Some options that she said could improve outpatient commitment include ensuring that every individual has a navigator with ongoing care management and monitoring, extending maximum commitment from 90 to 180 days to allow adequate time for stabilization, and expanding capacity and accountability with more programs that provide individualized, wraparound care and stronger treatment compliance while diverting people from the criminal justice system.

Brown said that thanks to funding by the General Assembly last year, NCDHHS has added a significant number of facility-based crisis beds across the state, as well as behavioral health urgent care beds, and alternatives to emergency departments. In addition, they are looking at developing alternative locations for capacity restoration so that they can offload state psychiatric hospitals and have three pilot programs in Mecklenburg, Wake, and Pitt counties.

Senitria Goodman, General Counsel and Chief Compliance Officer at Trillium Health Resources, a specialty care manager, said the missing puzzle piece is mobile crisis services, which deliver an immediate response directly to the person, 24 hours a day, 7 days a week, by licensed mental health professionals, thereby easing the burden on the system.

She said LME/MCOs have the capacity to make it work, but funding is needed from lawmakers to make mobile crisis services available for magistrates in all 100 counties and make it the default

Make Mobile Crisis the default front door for involuntary commitment (IVC) determinations, assessment, and treatment planning.

Stephen Eide, Senior Fellow, Manhattan Institute, told lawmakers that outpatient commitment was the “gold standard” for hospital discharge for people with untreated serious mental illness. He urged lawmakers to increase psychiatric bed capacity, increase the length of stay, focus any community-based investment on serious mental illness, and use AOT to make community mental health systems more accountable.

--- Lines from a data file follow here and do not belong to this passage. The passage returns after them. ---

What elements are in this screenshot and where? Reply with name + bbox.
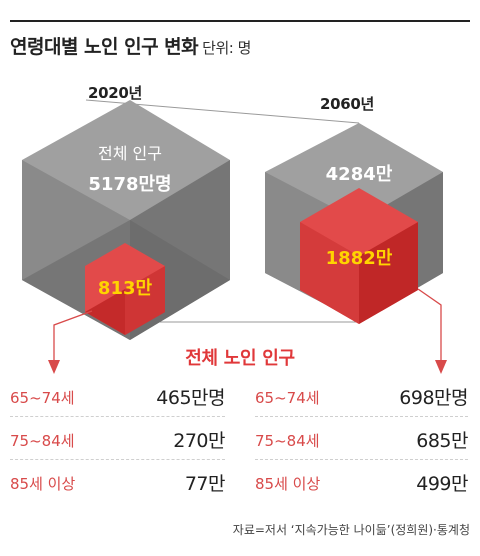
population-value: 685만 <box>416 430 468 452</box>
row-divider <box>255 459 468 460</box>
age-group-label: 85세 이상 <box>255 475 321 493</box>
row-divider <box>10 416 225 417</box>
row-divider <box>255 416 468 417</box>
age-group-label: 65~74세 <box>255 389 320 407</box>
arrow-2020 <box>48 310 93 374</box>
age-group-label: 75~84세 <box>10 432 75 450</box>
row-2060-65-74: 65~74세 698만명 <box>255 383 468 409</box>
total-population-2060: 4284만 <box>325 164 393 185</box>
row-2020-65-74: 65~74세 465만명 <box>10 383 225 409</box>
hexagon-2060-elderly <box>300 188 418 324</box>
top-rule <box>10 20 470 22</box>
title-text: 연령대별 노인 인구 변화 <box>10 36 199 58</box>
elderly-population-2020: 813만 <box>97 278 153 299</box>
breakdown-title: 전체 노인 인구 <box>185 348 295 369</box>
age-group-label: 65~74세 <box>10 389 75 407</box>
hexagon-graphic <box>22 99 447 374</box>
row-divider <box>10 459 225 460</box>
year-2060-label: 2060년 <box>320 95 375 113</box>
age-group-label: 75~84세 <box>255 432 320 450</box>
population-value: 77만 <box>184 473 226 495</box>
row-2020-75-84: 75~84세 270만 <box>10 426 225 452</box>
hexagon-2020-elderly <box>85 243 165 335</box>
row-2060-85-plus: 85세 이상 499만 <box>255 469 468 495</box>
source-note: 자료=저서 ‘지속가능한 나이듦’(정희원)·통계청 <box>232 523 470 537</box>
row-2060-75-84: 75~84세 685만 <box>255 426 468 452</box>
row-2020-85-plus: 85세 이상 77만 <box>10 469 226 495</box>
unit-label: 단위: 명 <box>202 39 251 57</box>
arrow-2060 <box>417 288 447 374</box>
total-population-2020: 5178만명 <box>88 174 172 195</box>
total-population-caption: 전체 인구 <box>98 144 162 163</box>
population-value: 698만명 <box>399 387 468 409</box>
year-2020-label: 2020년 <box>88 84 143 102</box>
population-value: 465만명 <box>156 387 225 409</box>
age-group-label: 85세 이상 <box>10 475 76 493</box>
infographic: 연령대별 노인 인구 변화 단위: 명 <box>10 0 470 556</box>
population-value: 499만 <box>416 473 468 495</box>
chart-title: 연령대별 노인 인구 변화 단위: 명 <box>10 32 251 59</box>
elderly-population-2060: 1882만 <box>325 248 393 269</box>
population-value: 270만 <box>173 430 225 452</box>
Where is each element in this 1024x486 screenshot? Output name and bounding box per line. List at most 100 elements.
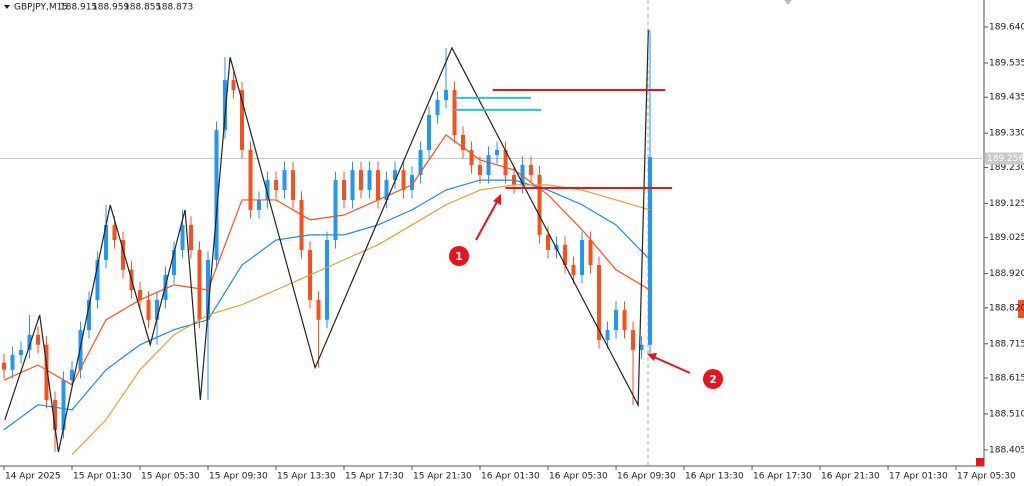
- candle-body: [95, 259, 100, 300]
- candle-body: [563, 244, 568, 266]
- overlay-line: [71, 184, 651, 456]
- y-tick-label: 189.435: [989, 93, 1024, 103]
- candle-body: [622, 309, 627, 331]
- candle-body: [78, 330, 83, 370]
- candle-body: [35, 334, 40, 345]
- y-tick-label: 189.330: [989, 129, 1024, 139]
- candle-body: [384, 180, 389, 200]
- y-tick-label: 189.025: [989, 233, 1024, 243]
- x-tick-label: 16 Apr 21:30: [821, 472, 880, 482]
- symbol-menu[interactable]: [4, 5, 10, 9]
- candle-body: [248, 149, 253, 210]
- x-tick-label: 16 Apr 05:30: [549, 472, 608, 482]
- candle-body: [231, 80, 236, 91]
- candle-body: [452, 90, 457, 135]
- candle-body: [648, 157, 653, 345]
- candle-body: [103, 224, 108, 260]
- candle-body: [265, 180, 270, 200]
- overlay-line: [4, 30, 649, 453]
- x-tick-label: 17 Apr 05:30: [957, 472, 1016, 482]
- y-tick-label: 189.230: [989, 163, 1024, 173]
- x-tick-label: 15 Apr 17:30: [345, 472, 404, 482]
- candle-body: [435, 99, 440, 116]
- y-tick-label: 188.405: [989, 445, 1024, 455]
- candle-body: [478, 165, 483, 175]
- candle-body: [350, 170, 355, 200]
- candle-body: [486, 155, 491, 175]
- candle-body: [367, 170, 372, 191]
- overlay-line: [3, 134, 651, 386]
- arrow-1: [475, 199, 499, 241]
- candle-body: [537, 174, 542, 235]
- candle-body: [214, 130, 219, 260]
- x-tick-label: 15 Apr 13:30: [277, 472, 336, 482]
- header-close: 188.873: [156, 3, 193, 13]
- x-tick-label: 16 Apr 13:30: [685, 472, 744, 482]
- candle-body: [10, 355, 15, 370]
- y-tick-label: 188.615: [989, 374, 1024, 384]
- candle-body: [316, 299, 321, 320]
- candle-body: [631, 330, 636, 350]
- badge-1: [449, 246, 469, 266]
- badge-1-label: 1: [455, 250, 463, 263]
- x-tick-label: 15 Apr 05:30: [141, 472, 200, 482]
- y-tick-label: 188.920: [989, 269, 1024, 279]
- candle-body: [172, 249, 177, 275]
- corner-button[interactable]: [976, 458, 984, 466]
- candle-body: [274, 180, 279, 191]
- candle-body: [461, 134, 466, 150]
- candle-body: [325, 240, 330, 320]
- candle-body: [571, 265, 576, 275]
- candle-body: [197, 249, 202, 320]
- y-tick-label: 189.125: [989, 199, 1024, 209]
- arrow-2: [653, 356, 691, 374]
- arrow-1-head: [493, 194, 501, 205]
- candle-body: [138, 290, 143, 300]
- candle-body: [155, 299, 160, 320]
- x-tick-label: 16 Apr 09:30: [617, 472, 676, 482]
- header-open: 188.915: [60, 3, 97, 13]
- y-tick-label: 189.535: [989, 59, 1024, 69]
- candle-body: [299, 199, 304, 250]
- candle-body: [580, 240, 585, 275]
- candle-body: [359, 170, 364, 191]
- candle-body: [639, 344, 644, 350]
- candle-body: [146, 299, 151, 320]
- badge-2: [703, 369, 723, 389]
- candle-body: [605, 330, 610, 340]
- current-price-box: [985, 152, 1023, 165]
- current-price-label: 189.256: [987, 154, 1024, 164]
- x-tick-label: 15 Apr 01:30: [73, 472, 132, 482]
- x-tick-label: 14 Apr 2025: [5, 472, 61, 482]
- plot: [0, 30, 984, 456]
- candle-body: [444, 90, 449, 100]
- candle-body: [52, 399, 57, 431]
- symbol: GBPJPY,M15: [14, 3, 68, 13]
- x-tick-label: 15 Apr 21:30: [413, 472, 472, 482]
- y-tick-label: 188.510: [989, 409, 1024, 419]
- candle-body: [223, 80, 228, 131]
- candle-body: [240, 90, 245, 150]
- candle-body: [376, 170, 381, 200]
- edge-marker: [1018, 300, 1024, 318]
- candle-body: [418, 149, 423, 175]
- x-tick-label: 16 Apr 17:30: [753, 472, 812, 482]
- candle-body: [291, 170, 296, 200]
- candle-body: [189, 224, 194, 250]
- candle-body: [393, 170, 398, 181]
- y-tick-label: 188.715: [989, 339, 1024, 349]
- candle-body: [86, 299, 91, 331]
- candle-body: [1, 362, 6, 370]
- candle-body: [410, 174, 415, 191]
- header-high: 188.959: [92, 3, 129, 13]
- candle-body: [401, 170, 406, 191]
- candle-body: [503, 149, 508, 175]
- candle-body: [27, 334, 32, 350]
- candle-body: [44, 344, 49, 400]
- x-tick-label: 15 Apr 09:30: [209, 472, 268, 482]
- candle-body: [69, 369, 74, 381]
- y-tick-label: 188.820: [989, 303, 1024, 313]
- candle-body: [495, 149, 500, 156]
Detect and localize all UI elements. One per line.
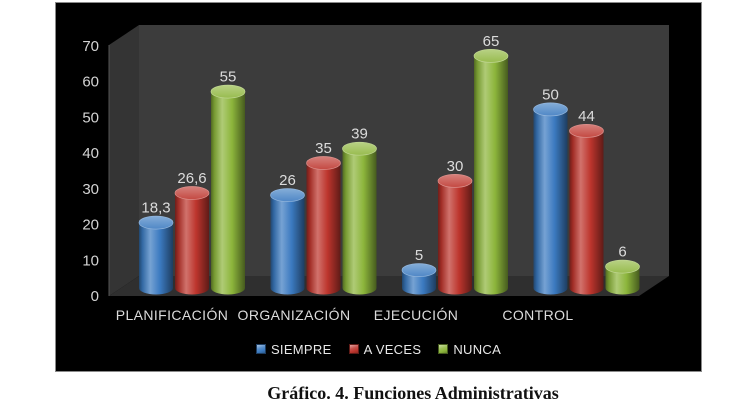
bar-value-label: 5 <box>415 247 423 264</box>
cylinder-top <box>210 84 246 99</box>
y-tick-label: 40 <box>82 145 99 162</box>
legend-marker-siempre-icon <box>255 344 266 354</box>
cylinder-bar <box>211 91 245 295</box>
bar-value-label: 30 <box>447 158 464 175</box>
floor <box>109 276 669 296</box>
category-label: EJECUCIÓN <box>374 307 459 323</box>
bar-value-label: 65 <box>483 33 500 50</box>
legend-marker-nunca-icon <box>438 344 449 354</box>
legend-marker-a-veces-icon <box>348 344 359 354</box>
bar-value-label: 18,3 <box>141 200 170 217</box>
cylinder-bar <box>605 266 640 295</box>
legend-label: SIEMPRE <box>270 341 332 357</box>
cylinder-top <box>174 186 210 200</box>
legend-item-a-veces: A VECES <box>348 341 422 357</box>
bar-value-label: 6 <box>618 244 626 261</box>
cylinder-top <box>138 215 174 230</box>
cylinder-bar <box>270 195 305 295</box>
cylinder-bar <box>474 55 508 295</box>
cylinder-top <box>437 174 473 188</box>
legend-label: A VECES <box>363 341 422 357</box>
cylinder-bar <box>342 148 377 295</box>
bar-value-label: 39 <box>351 126 368 143</box>
cylinder-bar <box>139 222 173 295</box>
bar-value-label: 44 <box>578 108 595 125</box>
cylinder-bar <box>569 130 604 295</box>
left-wall <box>109 25 139 296</box>
category-label: ORGANIZACIÓN <box>238 307 351 323</box>
chart-frame: 0 10 20 30 40 50 60 70 18,3 26,6 55 26 35 39 5 30 65 50 44… <box>55 2 702 372</box>
cylinder-top <box>569 124 604 138</box>
bar-chart-3d: 0 10 20 30 40 50 60 70 18,3 26,6 55 26 35 39 5 30 65 50 44… <box>56 3 701 371</box>
y-tick-label: 50 <box>82 109 99 126</box>
cylinder-bar <box>533 109 568 295</box>
cylinder-bar <box>402 270 436 295</box>
chart-caption: Gráfico. 4. Funciones Administrativas <box>267 383 559 403</box>
cylinder-bar <box>175 193 209 295</box>
cylinder-top <box>605 259 640 274</box>
chart-legend: SIEMPRE A VECES NUNCA <box>56 341 701 357</box>
cylinder-bar <box>306 163 341 295</box>
cylinder-top <box>473 49 509 63</box>
bar-value-label: 35 <box>315 140 332 157</box>
legend-label: NUNCA <box>453 341 502 357</box>
y-tick-label: 70 <box>82 38 99 55</box>
cylinder-top <box>401 263 437 277</box>
cylinder-top <box>342 141 377 156</box>
category-label: PLANIFICACIÓN <box>116 307 229 323</box>
y-tick-label: 20 <box>82 217 99 234</box>
legend-item-nunca: NUNCA <box>438 342 501 357</box>
cylinder-top <box>533 102 568 117</box>
y-tick-label: 30 <box>82 181 99 198</box>
y-tick-label: 60 <box>82 74 99 91</box>
bar-value-label: 26 <box>279 172 296 189</box>
bar-value-label: 55 <box>220 69 237 86</box>
cylinder-bar <box>438 180 472 295</box>
cylinder-top <box>270 188 305 202</box>
bar-value-label: 50 <box>542 86 559 103</box>
bar-value-label: 26,6 <box>177 170 206 187</box>
cylinder-top <box>306 156 341 170</box>
category-label: CONTROL <box>502 307 573 323</box>
y-tick-label: 10 <box>82 252 99 269</box>
legend-item-siempre: SIEMPRE <box>255 341 332 357</box>
y-tick-label: 0 <box>91 288 99 305</box>
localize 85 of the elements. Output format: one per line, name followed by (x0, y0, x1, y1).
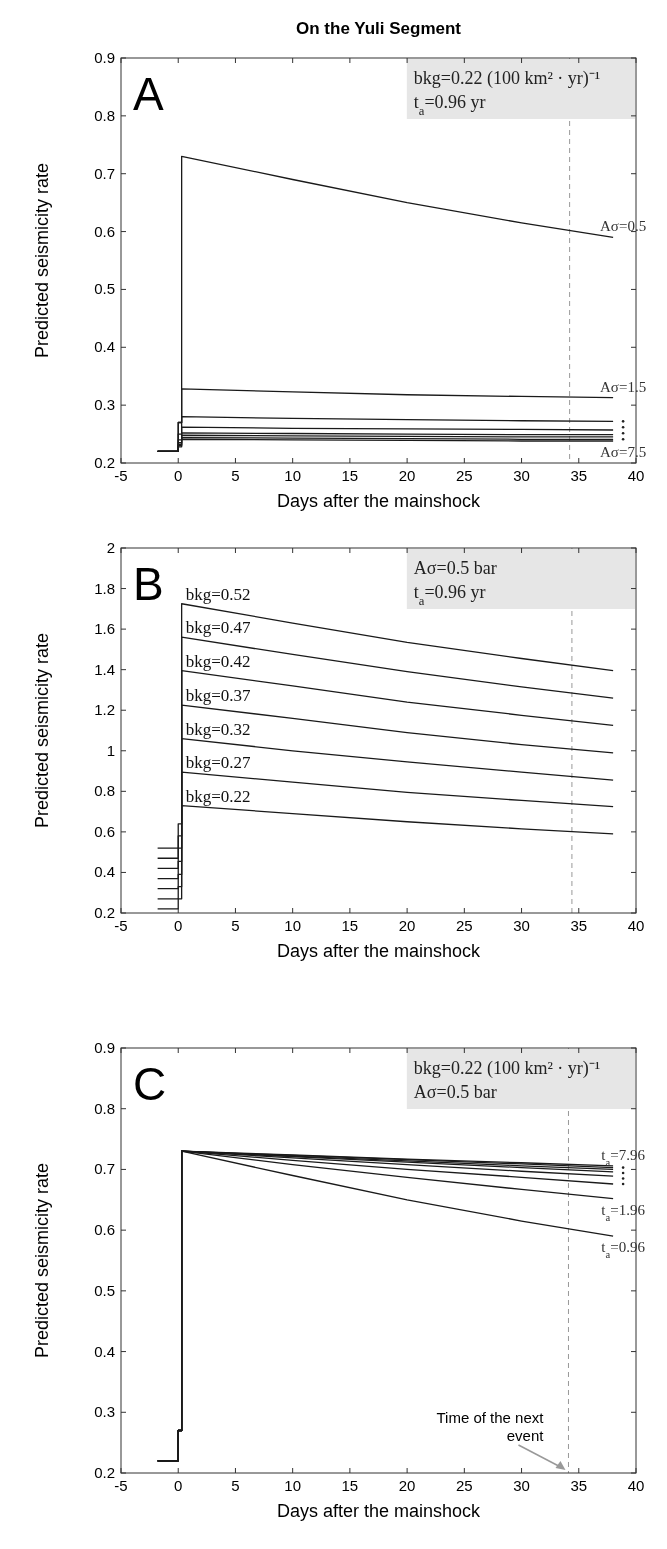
annotation: Aσ=0.5 bar (413, 1082, 497, 1102)
x-tick-label: -5 (114, 467, 128, 484)
x-tick-label: 25 (455, 917, 473, 934)
x-tick-label: 30 (513, 467, 530, 484)
y-tick-label: 0.5 (94, 280, 115, 298)
x-tick-label: 5 (231, 467, 240, 484)
y-tick-label: 0.4 (94, 863, 115, 881)
y-tick-label: 0.3 (94, 1403, 115, 1421)
annotation: C (133, 1058, 167, 1110)
y-tick-label: 1.2 (94, 701, 115, 719)
y-tick-label: 0.7 (94, 1160, 115, 1178)
y-tick-label: 0.9 (94, 49, 115, 66)
y-tick-label: 0.6 (94, 1221, 115, 1239)
annotation: A (133, 68, 164, 120)
x-tick-label: 10 (284, 467, 302, 484)
series-label: bkg=0.27 (185, 753, 251, 773)
series-label: Aσ=7.5 (600, 444, 647, 461)
y-tick-label: 0.3 (94, 396, 115, 414)
x-tick-label: 20 (398, 1477, 416, 1494)
series-label: bkg=0.47 (185, 618, 251, 638)
x-tick-label: 15 (341, 467, 359, 484)
y-tick-label: 1.8 (94, 579, 115, 597)
x-tick-label: -5 (114, 917, 128, 934)
x-tick-label: 10 (284, 917, 302, 934)
annotation: t$_{a}$=0.96 yr (413, 92, 486, 118)
y-tick-label: 0.8 (94, 782, 115, 800)
series-label: bkg=0.22 (185, 786, 251, 806)
x-tick-label: 40 (627, 917, 645, 934)
y-tick-label: 1.4 (94, 660, 115, 678)
x-axis-title: Days after the mainshock (276, 491, 482, 511)
y-tick-label: 0.8 (94, 106, 115, 124)
y-tick-label: 0.9 (94, 1039, 115, 1056)
y-tick-label: 0.5 (94, 1281, 115, 1299)
y-tick-label: 0.6 (94, 822, 115, 840)
y-tick-label: 0.6 (94, 222, 115, 240)
x-tick-label: 25 (455, 467, 473, 484)
x-tick-label: 0 (174, 467, 183, 484)
x-tick-label: 15 (341, 1477, 359, 1494)
x-tick-label: 0 (174, 917, 183, 934)
x-axis-title: Days after the mainshock (276, 941, 482, 961)
series-label: bkg=0.32 (185, 719, 251, 739)
y-axis-title: Predicted seismicity rate (32, 1162, 52, 1359)
x-tick-label: 40 (627, 1477, 645, 1494)
chart-title: On the Yuli Segment (296, 19, 462, 38)
annotation: bkg=0.22 (100 km² · yr)⁻¹ (413, 68, 601, 89)
series-label: bkg=0.42 (185, 651, 251, 671)
x-tick-label: 0 (174, 1477, 183, 1494)
y-tick-label: 0.4 (94, 338, 115, 356)
series-label: t$_{a}$=1.96 (601, 1201, 646, 1223)
ref-line-label: Time of the next event (436, 1409, 545, 1444)
x-tick-label: 5 (231, 1477, 240, 1494)
series-label: Aσ=0.5 (600, 218, 647, 235)
x-tick-label: -5 (114, 1477, 128, 1494)
x-tick-label: 40 (627, 467, 645, 484)
series-label: t$_{a}$=0.96 (601, 1239, 646, 1260)
y-axis-title: Predicted seismicity rate (32, 632, 52, 829)
x-tick-label: 35 (570, 917, 588, 934)
series-label: Aσ=1.5 (600, 378, 647, 395)
x-axis-title: Days after the mainshock (276, 1501, 482, 1521)
annotation: bkg=0.22 (100 km² · yr)⁻¹ (413, 1058, 601, 1079)
series-label: bkg=0.37 (185, 686, 251, 706)
x-tick-label: 25 (455, 1477, 473, 1494)
y-tick-label: 0.7 (94, 164, 115, 182)
annotation: B (133, 558, 164, 610)
y-tick-label: 0.4 (94, 1342, 115, 1360)
x-tick-label: 15 (341, 917, 359, 934)
x-tick-label: 35 (570, 1477, 588, 1494)
x-tick-label: 10 (284, 1477, 302, 1494)
y-axis-title: Predicted seismicity rate (32, 162, 52, 359)
y-tick-label: 0.8 (94, 1099, 115, 1117)
x-tick-label: 30 (513, 917, 530, 934)
y-tick-label: 1 (106, 741, 115, 759)
y-tick-label: 0.2 (94, 904, 115, 921)
x-tick-label: 30 (513, 1477, 530, 1494)
y-tick-label: 0.2 (94, 454, 115, 471)
y-tick-label: 1.6 (94, 620, 115, 638)
y-tick-label: 2 (106, 539, 115, 556)
x-tick-label: 20 (398, 917, 416, 934)
annotation: Aσ=0.5 bar (413, 558, 497, 578)
x-tick-label: 35 (570, 467, 588, 484)
y-tick-label: 0.2 (94, 1464, 115, 1481)
x-tick-label: 20 (398, 467, 416, 484)
annotation: t$_{a}$=0.96 yr (413, 582, 486, 608)
x-tick-label: 5 (231, 917, 240, 934)
series-label: bkg=0.52 (185, 584, 251, 604)
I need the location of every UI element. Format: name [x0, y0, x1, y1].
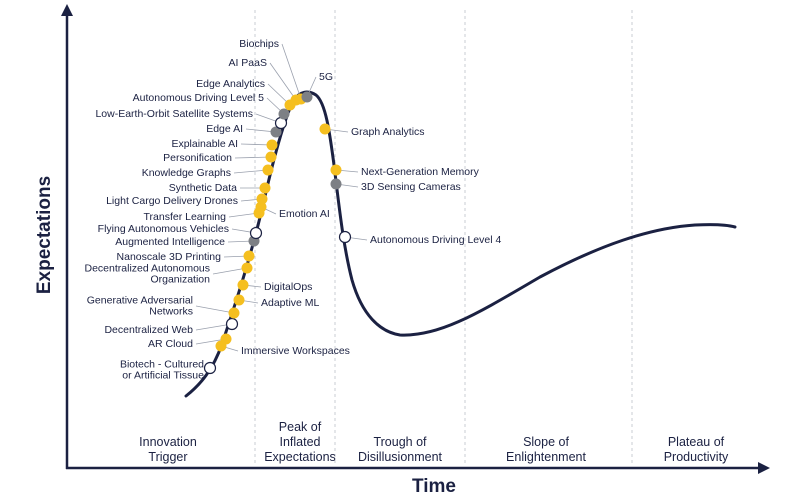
tech-label-adaptive-ml: Adaptive ML — [261, 297, 320, 309]
tech-marker-explainable-ai[interactable] — [266, 139, 278, 151]
leader-line-biochips — [281, 43, 302, 100]
tech-label-autonomous-driving-level-5: Autonomous Driving Level 5 — [133, 92, 264, 104]
tech-label-autonomous-driving-level-4: Autonomous Driving Level 4 — [370, 234, 501, 246]
tech-label-low-earth-orbit-satellite-systems: Low-Earth-Orbit Satellite Systems — [95, 108, 253, 120]
tech-label-ar-cloud: AR Cloud — [148, 338, 193, 350]
tech-label-digitalops: DigitalOps — [264, 281, 312, 293]
tech-marker-autonomous-driving-level-5[interactable] — [278, 108, 290, 120]
leader-line-knowledge-graphs — [233, 169, 269, 174]
tech-label-biotech-cultured-or-artificial-tissue: or Artificial Tissue — [122, 370, 204, 382]
x-axis-title: Time — [412, 476, 456, 494]
tech-label-edge-analytics: Edge Analytics — [196, 78, 265, 90]
tech-marker-knowledge-graphs[interactable] — [262, 164, 274, 176]
tech-marker-ar-cloud[interactable] — [220, 333, 232, 345]
tech-marker-5g[interactable] — [301, 91, 313, 103]
tech-marker-adaptive-ml[interactable] — [233, 294, 245, 306]
tech-label-personification: Personification — [163, 152, 232, 164]
tech-marker-flying-autonomous-vehicles[interactable] — [249, 226, 263, 240]
phase-label-slope: Slope of — [523, 435, 569, 449]
y-axis-arrow-icon — [61, 4, 73, 16]
tech-marker-graph-analytics[interactable] — [319, 123, 331, 135]
tech-marker-decentralized-web[interactable] — [225, 317, 239, 331]
tech-label-light-cargo-delivery-drones: Light Cargo Delivery Drones — [106, 195, 238, 207]
y-axis-title: Expectations — [34, 176, 55, 294]
phase-label-plateau: Productivity — [664, 450, 729, 464]
tech-label-emotion-ai: Emotion AI — [279, 208, 330, 220]
tech-label-decentralized-web: Decentralized Web — [104, 324, 193, 336]
tech-label-edge-ai: Edge AI — [206, 123, 243, 135]
tech-label-augmented-intelligence: Augmented Intelligence — [115, 236, 225, 248]
tech-marker-nanoscale-3d-printing[interactable] — [243, 250, 255, 262]
tech-label-decentralized-autonomous-organization: Organization — [150, 274, 210, 286]
tech-marker-personification[interactable] — [265, 151, 277, 163]
tech-label-flying-autonomous-vehicles: Flying Autonomous Vehicles — [98, 223, 229, 235]
tech-label-graph-analytics: Graph Analytics — [351, 126, 425, 138]
tech-label-5g: 5G — [319, 71, 333, 83]
tech-label-biochips: Biochips — [239, 38, 279, 50]
tech-marker-decentralized-autonomous-organization[interactable] — [241, 262, 253, 274]
tech-label-knowledge-graphs: Knowledge Graphs — [142, 167, 231, 179]
phase-label-innovation: Trigger — [148, 450, 187, 464]
tech-marker-next-generation-memory[interactable] — [330, 164, 342, 176]
tech-label-ai-paas: AI PaaS — [228, 57, 267, 69]
phase-label-peak: Inflated — [279, 435, 320, 449]
x-axis-arrow-icon — [758, 462, 770, 474]
tech-label-synthetic-data: Synthetic Data — [169, 182, 237, 194]
tech-label-generative-adversarial-networks: Generative Adversarial — [87, 295, 193, 307]
tech-marker-light-cargo-delivery-drones[interactable] — [256, 193, 268, 205]
tech-label-generative-adversarial-networks: Networks — [149, 306, 193, 318]
tech-marker-synthetic-data[interactable] — [259, 182, 271, 194]
tech-marker-biotech-cultured-or-artificial-tissue[interactable] — [203, 361, 217, 375]
tech-label-decentralized-autonomous-organization: Decentralized Autonomous — [85, 263, 211, 275]
tech-marker-edge-ai[interactable] — [270, 126, 282, 138]
leader-line-decentralized-autonomous-organization — [212, 267, 248, 275]
tech-marker-3d-sensing-cameras[interactable] — [330, 178, 342, 190]
phase-label-plateau: Plateau of — [668, 435, 725, 449]
tech-label-nanoscale-3d-printing: Nanoscale 3D Printing — [117, 251, 222, 263]
phase-label-peak: Expectations — [264, 450, 336, 464]
phase-label-trough: Disillusionment — [358, 450, 443, 464]
technology-markers — [203, 91, 352, 375]
tech-marker-generative-adversarial-networks[interactable] — [228, 307, 240, 319]
leader-line-generative-adversarial-networks — [195, 305, 235, 314]
phase-label-slope: Enlightenment — [506, 450, 586, 464]
tech-label-transfer-learning: Transfer Learning — [144, 211, 227, 223]
phase-label-peak: Peak of — [279, 420, 322, 434]
phase-label-innovation: Innovation — [139, 435, 197, 449]
phase-label-trough: Trough of — [373, 435, 427, 449]
tech-marker-autonomous-driving-level-4[interactable] — [338, 230, 352, 244]
tech-label-explainable-ai: Explainable AI — [171, 138, 238, 150]
leader-line-personification — [234, 156, 272, 159]
tech-label-biotech-cultured-or-artificial-tissue: Biotech - Cultured — [120, 359, 204, 371]
tech-label-3d-sensing-cameras: 3D Sensing Cameras — [361, 181, 461, 193]
tech-label-immersive-workspaces: Immersive Workspaces — [241, 345, 350, 357]
leader-line-ai-paas — [269, 62, 297, 101]
tech-label-next-generation-memory: Next-Generation Memory — [361, 166, 480, 178]
tech-marker-digitalops[interactable] — [237, 279, 249, 291]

Blackwell noted that the state has 300 hospital beds in mental psychiatric hospitals that are closed because there aren’t enough staff.

Eider added that a provision in Medicaid, known as the IMD Exclusion, which prevents Medicaid from being used for standalone psychiatric hospital care, such as in state hospitals for adults between the ages of 18 and 64, has been in Medicaid since the 1960s. The provision restricts states from receiving reimbursement for that type of care. He said ultimately Congress will need to address it to help states with funding.

“I think one of the questions is, are there enough nurses that are out there just waiting for us to pay enough and then they’ll come to work, or do the numbers we need not exist?” Blackwell asked. “So the question for me is what do we do while we’re waiting on Washington, while we’re waiting on the pipeline, to try to get into beds people who need it and treat them as best we can.”

The committee’s next meeting is scheduled for Feb. 11.